Edgar Poe was born on January 19, 1809, in Boston, Massachusetts, the son of indigent actors. Poe’s father had deserted the family earlier, so at age three, when his mother died, Poe was taken in by John Allan, a merchant from Richmond, Virginia. He attended a private school in England, where he lived with the Allans between 1815 and 1820. After returning to America, he continued private schooling until 1826, when he entered the University of Virginia. However, he was forced to leave after less than a year because of gambling debts which John Allan refused to pay.
After quarreling with his guardian, Poe went to Boston where, under an assumed name, he joined the army. A few months later, at the age of eighteen, his first collection of poems, privately financed, was published. In 1829, after the death of John Allan’s wife, Poe was discharged from the army. He reconciled with his guardian, and received an appointment to West Point. However, because Allan would not support him adequately, including more heavy debts (and because he did not like military life) he purposely neglected his duties to get himself dismissed from the academy.
Poe then went to Baltimore, where he resided with his impoverished aunt and her young daughter, Virginia. In 1832 he began his career as a writer of bizarre and romantic short stories by publishing “Metzengerstein,” a tale about feuding families and supernatural revenge. However, his first real success came the following year when his “MS. Found in a Bottle,” an eerie tale about a shipwreck and ghostly seamen, won a $50 prize from a Baltimore newspaper. More importantly, it won him recognition and led to a position as an editor on a monthly magazine published in Richmond.
In 1836 Poe married his cousin Virginia, who was not quite fourteen years old at the time, and in 1837, after the end of his editorship, he and his child-bride and her mother moved to Philadelphia. Poe soon published the only novel-length fiction he ever wrote, The Narrative of Arthur Gordon Pym, a rambling adventure yarn filled with mutiny at sea, shipwreck, cannibalism, fierce South Sea natives, and a voyage to the South Pole.
Between 1838 and 1849, the year he died, Poe was at the center of magazine publishing in America, serving as the editor of several journals and writing reviews, critical articles, stories, and miscellaneous pieces which won him admiration for his critical acumen. His most famous works—including gothic horror stories such as “The Fall of the House of Usher” and “Ligeia,” detective stories such as “The Murders in the Rue Morgue” and “The Purloined Letter,” and tales of obsession such as “The Black Cat” and “The Tell-Tale Heart”—all were published during this period. He also earned great fame and wide acclaim in Europe with poems such as “The Raven.”
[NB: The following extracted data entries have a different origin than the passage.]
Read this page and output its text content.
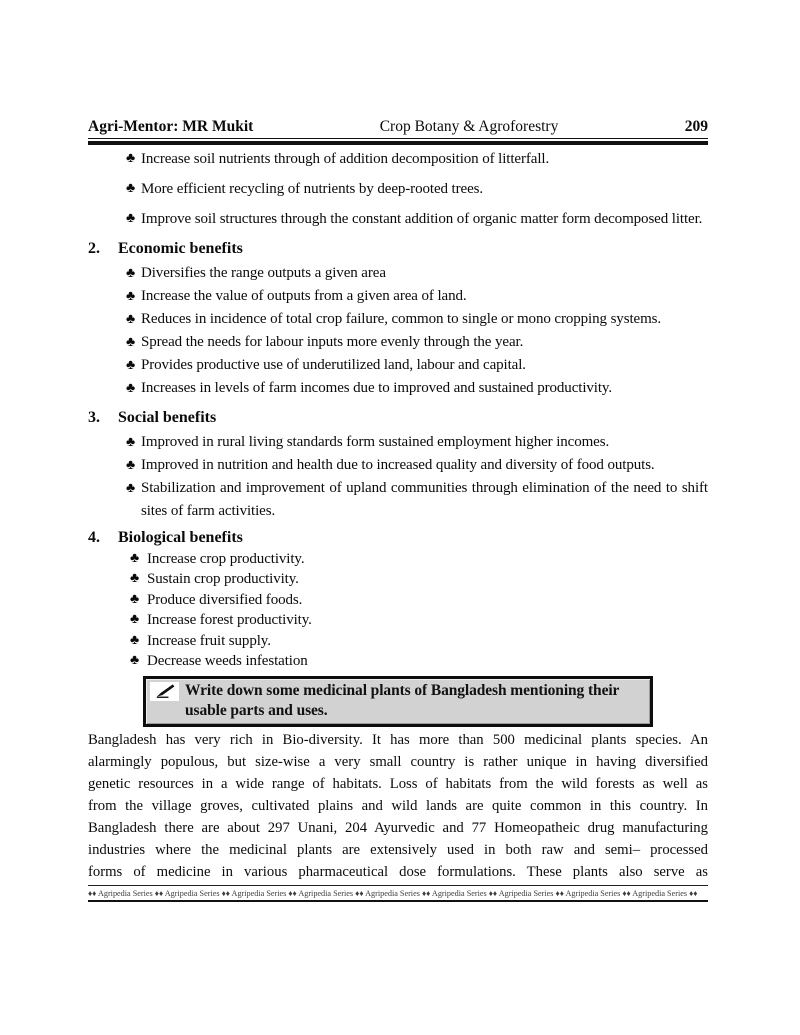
Agri-Mentor: MR Mukit	Crop Botany & Agroforestry	209
♣ Increase soil nutrients through of addition decomposition of litterfall.
♣ More efficient recycling of nutrients by deep-rooted trees.
♣ Improve soil structures through the constant addition of organic matter form decomposed litter.
2. Economic benefits
♣ Diversifies the range outputs a given area
♣ Increase the value of outputs from a given area of land.
♣ Reduces in incidence of total crop failure, common to single or mono cropping systems.
♣ Spread the needs for labour inputs more evenly through the year.
♣ Provides productive use of underutilized land, labour and capital.
♣ Increases in levels of farm incomes due to improved and sustained productivity.
3. Social benefits
♣ Improved in rural living standards form sustained employment higher incomes.
♣ Improved in nutrition and health due to increased quality and diversity of food outputs.
♣ Stabilization and improvement of upland communities through elimination of the need to shift sites of farm activities.
4. Biological benefits
♣ Increase crop productivity.
♣ Sustain crop productivity.
♣ Produce diversified foods.
♣ Increase forest productivity.
♣ Increase fruit supply.
♣ Decrease weeds infestation
Write down some medicinal plants of Bangladesh mentioning their usable parts and uses.
Bangladesh has very rich in Bio-diversity. It has more than 500 medicinal plants species. An
alarmingly populous, but size-wise a very small country is rather unique in having diversified
genetic resources in a wide range of habitats. Loss of habitats from the wild forests as well as
from the village groves, cultivated plains and wild lands are quite common in this country. In
Bangladesh there are about 297 Unani, 204 Ayurvedic and 77 Homeopatheic drug manufacturing
industries where the medicinal plants are extensively used in both raw and semi– processed
forms of medicine in various pharmaceutical dose formulations. These plants also serve as
♦♦ Agripedia Series ♦♦ Agripedia Series ♦♦ Agripedia Series ♦♦ Agripedia Series ♦♦ Agripedia Series ♦♦ Agripedia Series ♦♦ Agripedia Series ♦♦ Agripedia Series ♦♦ Agripedia Series ♦♦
For all this renown, however, Poe waged a constant struggle for money. To add to his distress, in 1847 his young wife developed tuberculosis and died, leaving Poe almost insane with grief. In early October 1849, while on a trip from Richmond to New York, Poe stopped in Baltimore and began drinking, a habit for which he had absolutely no tolerance. On October 3, election day, he was discovered near a polling place in a coma. He died on October 7, 1849, reportedly of delirium tremens.